Rumours that France will soon ban tax payments by cheque altogether have spread quickly in recent weeks and have been widely reported in both the French and English press.
However, a closer reading of the 2026 budget and a clarification from the tax authority suggest a more nuanced reality: the cheque is being phased down, not abruptly outlawed — and for many individuals, it will remain an option beyond 2027.
At the heart of the confusion is a provision in France’s 2026 budget affecting payments to the tax office, the Direction générale des finances publiques (DGFiP).
A reading of the clause shows it clearly targets professionals and businesses; the government has signalled that businesses are expected to use electronic transfers and online systems.
Some reports have suggested that from 2027, individuals will no longer be able to pay taxes by cheque. Yet when we posed the question to the DGFiP they were explicit: there will be no outright refusal of cheques in 2027 for private individuals.
What is changing is the infrastructure.
France has steadily dismantled its cheque-processing network. Centres in Lille and Créteil have already closed. The last remaining processing site, in Rennes, is scheduled to shut in summer 2027 when its outsourcing contract expires.
Rather than reinvest in declining cheque infrastructure, the tax administration has chosen to accelerate digital alternatives.
But withdrawing dedicated cheque-processing facilities is not the same as banning cheques outright.
Cheque use in France has collapsed over the past quarter-century. In 2000, cheques accounted for 37.5 percent of transactions. Today, they represent roughly 2 percent.
When it comes specifically to tax payments, income tax and property tax account for only about one million cheque payments projected for 2025 — a tiny fraction of total transactions.
Far more numerous are local public service bills — school canteens, water services and other municipal charges — where around 33 million cheque payments are still expected in 2025, down from 39 million in 2024. It is these local payments that are most directly affected by the disappearance of cheque identification slips.
The French tax system already offers multiple alternatives through the official portal impots.gouv.fr:
Online payment via personal account
Standard bank transfer
TIP SEPA interbank payment orders
Card or cash payments (up to €300 at authorised tobacconists or tax offices)

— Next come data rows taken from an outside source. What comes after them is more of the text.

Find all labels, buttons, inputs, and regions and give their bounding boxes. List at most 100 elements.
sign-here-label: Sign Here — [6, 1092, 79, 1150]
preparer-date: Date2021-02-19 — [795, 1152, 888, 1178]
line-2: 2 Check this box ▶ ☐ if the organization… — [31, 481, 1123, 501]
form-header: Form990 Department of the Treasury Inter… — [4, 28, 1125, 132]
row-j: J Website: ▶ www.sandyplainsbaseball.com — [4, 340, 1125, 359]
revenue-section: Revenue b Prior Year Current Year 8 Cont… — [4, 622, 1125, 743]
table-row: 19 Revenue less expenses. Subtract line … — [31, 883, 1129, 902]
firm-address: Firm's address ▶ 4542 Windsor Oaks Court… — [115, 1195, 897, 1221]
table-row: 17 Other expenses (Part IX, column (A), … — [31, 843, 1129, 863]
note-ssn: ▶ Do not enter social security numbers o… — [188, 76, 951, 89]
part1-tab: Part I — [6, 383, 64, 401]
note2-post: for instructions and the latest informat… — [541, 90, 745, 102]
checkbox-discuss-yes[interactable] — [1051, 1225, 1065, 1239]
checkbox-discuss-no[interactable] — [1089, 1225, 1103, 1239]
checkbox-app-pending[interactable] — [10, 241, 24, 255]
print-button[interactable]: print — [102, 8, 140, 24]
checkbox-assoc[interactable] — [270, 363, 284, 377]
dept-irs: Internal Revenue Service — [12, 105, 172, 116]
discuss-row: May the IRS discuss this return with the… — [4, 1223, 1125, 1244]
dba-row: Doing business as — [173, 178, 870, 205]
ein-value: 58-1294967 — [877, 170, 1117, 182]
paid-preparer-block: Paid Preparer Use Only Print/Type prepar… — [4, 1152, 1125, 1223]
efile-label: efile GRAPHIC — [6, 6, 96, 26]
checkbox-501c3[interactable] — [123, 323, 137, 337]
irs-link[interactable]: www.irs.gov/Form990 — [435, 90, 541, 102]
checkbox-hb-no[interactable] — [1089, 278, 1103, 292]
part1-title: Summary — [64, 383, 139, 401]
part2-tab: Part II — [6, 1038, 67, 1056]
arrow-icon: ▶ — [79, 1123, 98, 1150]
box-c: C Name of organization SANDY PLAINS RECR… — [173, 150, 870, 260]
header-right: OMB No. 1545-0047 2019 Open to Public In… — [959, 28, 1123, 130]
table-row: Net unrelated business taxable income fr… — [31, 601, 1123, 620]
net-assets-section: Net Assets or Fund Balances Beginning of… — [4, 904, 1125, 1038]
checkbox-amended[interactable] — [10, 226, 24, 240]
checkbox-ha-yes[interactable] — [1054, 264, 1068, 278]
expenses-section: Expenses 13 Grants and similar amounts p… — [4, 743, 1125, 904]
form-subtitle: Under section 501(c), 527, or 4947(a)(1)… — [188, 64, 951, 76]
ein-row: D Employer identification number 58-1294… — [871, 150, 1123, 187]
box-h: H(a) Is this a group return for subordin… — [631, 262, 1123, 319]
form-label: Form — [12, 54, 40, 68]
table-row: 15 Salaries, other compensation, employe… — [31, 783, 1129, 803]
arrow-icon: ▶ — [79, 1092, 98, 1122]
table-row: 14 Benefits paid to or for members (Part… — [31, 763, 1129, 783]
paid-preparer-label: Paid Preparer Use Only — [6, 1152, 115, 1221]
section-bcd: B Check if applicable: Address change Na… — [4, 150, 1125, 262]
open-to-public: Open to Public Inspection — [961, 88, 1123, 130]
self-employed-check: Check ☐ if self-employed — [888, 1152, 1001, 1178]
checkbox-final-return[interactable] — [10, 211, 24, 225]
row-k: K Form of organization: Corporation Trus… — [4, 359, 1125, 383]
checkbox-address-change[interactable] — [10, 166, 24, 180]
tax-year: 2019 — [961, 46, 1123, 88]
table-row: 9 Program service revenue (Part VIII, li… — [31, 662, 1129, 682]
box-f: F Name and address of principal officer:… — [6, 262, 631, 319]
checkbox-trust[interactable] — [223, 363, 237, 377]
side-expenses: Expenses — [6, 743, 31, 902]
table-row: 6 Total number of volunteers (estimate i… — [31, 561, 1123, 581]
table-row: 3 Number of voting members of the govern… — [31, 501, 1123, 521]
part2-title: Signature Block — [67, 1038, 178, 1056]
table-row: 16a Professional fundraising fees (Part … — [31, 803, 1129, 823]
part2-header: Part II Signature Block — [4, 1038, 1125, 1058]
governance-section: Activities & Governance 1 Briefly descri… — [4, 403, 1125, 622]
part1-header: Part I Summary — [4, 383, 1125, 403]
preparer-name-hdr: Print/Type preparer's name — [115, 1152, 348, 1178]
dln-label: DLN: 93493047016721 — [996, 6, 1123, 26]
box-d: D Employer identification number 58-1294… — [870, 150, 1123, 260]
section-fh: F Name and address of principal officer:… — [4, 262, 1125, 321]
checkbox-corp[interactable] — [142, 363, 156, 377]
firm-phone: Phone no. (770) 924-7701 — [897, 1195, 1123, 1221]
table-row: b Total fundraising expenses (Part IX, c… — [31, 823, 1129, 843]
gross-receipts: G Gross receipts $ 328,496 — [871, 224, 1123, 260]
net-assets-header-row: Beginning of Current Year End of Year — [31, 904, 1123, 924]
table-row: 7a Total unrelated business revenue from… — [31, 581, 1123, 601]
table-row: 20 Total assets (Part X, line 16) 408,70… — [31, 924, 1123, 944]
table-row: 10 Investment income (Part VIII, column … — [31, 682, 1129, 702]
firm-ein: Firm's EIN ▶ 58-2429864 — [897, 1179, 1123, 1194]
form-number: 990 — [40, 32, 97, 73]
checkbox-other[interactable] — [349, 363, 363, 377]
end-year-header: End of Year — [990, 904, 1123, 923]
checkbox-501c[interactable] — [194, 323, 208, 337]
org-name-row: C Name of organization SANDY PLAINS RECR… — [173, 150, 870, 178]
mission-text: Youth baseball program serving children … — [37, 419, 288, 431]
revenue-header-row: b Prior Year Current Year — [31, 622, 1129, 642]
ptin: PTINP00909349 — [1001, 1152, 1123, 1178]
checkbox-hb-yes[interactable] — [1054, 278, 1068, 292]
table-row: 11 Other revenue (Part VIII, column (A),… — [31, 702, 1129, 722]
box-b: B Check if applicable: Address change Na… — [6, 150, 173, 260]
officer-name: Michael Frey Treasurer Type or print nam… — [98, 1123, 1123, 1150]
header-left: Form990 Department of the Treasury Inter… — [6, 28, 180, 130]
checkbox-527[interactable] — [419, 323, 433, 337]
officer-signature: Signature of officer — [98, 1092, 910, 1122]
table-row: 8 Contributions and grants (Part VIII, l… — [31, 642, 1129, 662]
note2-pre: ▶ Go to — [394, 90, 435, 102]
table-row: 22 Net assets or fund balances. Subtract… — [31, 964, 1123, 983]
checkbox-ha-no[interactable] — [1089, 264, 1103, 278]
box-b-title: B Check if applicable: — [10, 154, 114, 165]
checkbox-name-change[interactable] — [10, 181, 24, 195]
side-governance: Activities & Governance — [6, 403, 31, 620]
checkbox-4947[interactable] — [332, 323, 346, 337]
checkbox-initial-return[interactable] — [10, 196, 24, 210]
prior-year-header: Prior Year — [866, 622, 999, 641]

Two digital tools are being expanded:
PayFiP, which allows taxpayers to validate a pre-filled transfer directly through their online banking platform.
Wero, a European instant transfer system operating via mobile phone.
The administration argues these systems are simpler, faster and more secure. A redesigned unified portal, “Mon espace Finances publiques”, is also planned to centralise access to tax and local public service bills.